A research team has developed SynDocDis, a framework that generates realistic synthetic physician-to-physician conversations using large language models, offering a privacy-compliant path to a type of clinical training data that has been largely inaccessible to AI researchers.

Doctor-to-doctor case discussions contain some of medicine's most nuanced clinical reasoning — the kind that unfolds when specialists debate a diagnosis or weigh competing treatment options. That knowledge has remained largely locked away from AI systems, not because it lacks value, but because privacy regulations and ethical obligations make real conversations nearly impossible to access at scale. SynDocDis, described in a preprint published on ArXiv, proposes a structured alternative.

Why Doctor-to-Doctor Dialogue Has Been Overlooked

Most synthetic medical data research has concentrated on patient-physician interactions or structured records such as clinical notes and discharge summaries. The gap in physician-to-physician dialogue synthesis is significant: these conversations are where diagnostic hypotheses get stress-tested, where treatment trade-offs are negotiated, and where institutional clinical knowledge is transmitted between colleagues.

The researchers behind SynDocDis argue that filling this gap matters not just for academic completeness, but for practical applications in medical education and clinical decision support systems — two areas where AI could have meaningful near-term impact.

The framework achieved 91% clinical relevance ratings while maintaining doctors' and patients' privacy.

How SynDocDis Works

The framework combines two core elements: structured prompting techniques applied to a large language model, and de-identified case metadata — anonymised patient case information stripped of any identifying details. Rather than feeding raw clinical records into a model and hoping for coherent output, the approach uses the metadata as a scaffold, guiding the model to produce dialogues that are grounded in realistic clinical scenarios without exposing real patient or physician data.

This metadata-driven approach is designed to preserve privacy by construction.

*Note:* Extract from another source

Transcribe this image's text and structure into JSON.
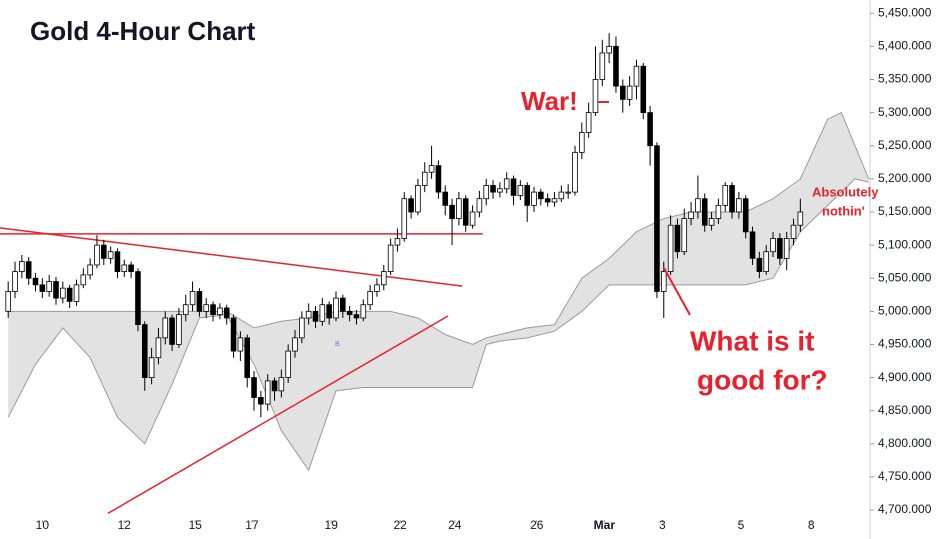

Because the inputs are de-identified before the generation process begins, the synthetic outputs carry no traceable link to real individuals — a meaningful design choice given the regulatory environment surrounding healthcare data.

Physician Evaluation Across Oncology and Hepatology

The team evaluated SynDocDis using five practicing physicians who assessed outputs across nine scenarios drawn from oncology and hepatology — two specialties characterised by complex, multi-disciplinary decision-making. The evaluation criteria focused on two dimensions: communication effectiveness and medical content quality.

Results, as reported by the authors, were strong. Mean communication effectiveness scored 4.4 out of 5, while medical content quality averaged 4.1 out of 5. Interrater reliability — a measure of how consistently the five physicians agreed in their assessments — reached a kappa score of 0.70 (95% confidence interval: 0.67–0.73), which falls in the range typically described as substantial agreement. The 91% clinical relevance rating indicates that the vast majority of generated dialogue was judged useful and medically appropriate by the evaluating clinicians.

It is important to note that these benchmarks are self-reported by the research team and have not yet been independently replicated or peer-reviewed, as the paper currently exists as a preprint.

Limitations and What Comes Next

The evaluation, while encouraging, is limited in scope. Five physicians assessing nine scenarios represents a small sample, and both specialties tested — oncology and hepatology — involve a particular style of case complexity that may not generalise to primary care, emergency medicine, or other clinical contexts. Broader validation across specialties, institutions, and physician populations would be necessary before the framework could be considered production-ready for sensitive applications.

The research does not detail which underlying large language model powers the generation process, nor does it provide a granular breakdown of failure cases — instances where the generated dialogue was clinically inaccurate or misleading. Understanding where the system falls short matters at least as much as knowing where it succeeds, particularly in a medical context where errors carry real consequences.

The team identifies medical education and clinical decision support as the primary near-term application areas. In medical education, synthetic physician dialogues could serve as training material for junior doctors learning how to structure case discussions or consult with specialists. In decision support, AI systems trained on such dialogues might eventually participate in — or at least inform — real clinical conversations.

What This Means

SynDocDis offers an early framework for one of medical AI's most persistent data access problems, and if its results hold under broader independent scrutiny, it could expand the training resources available to developers building AI tools for clinical environments.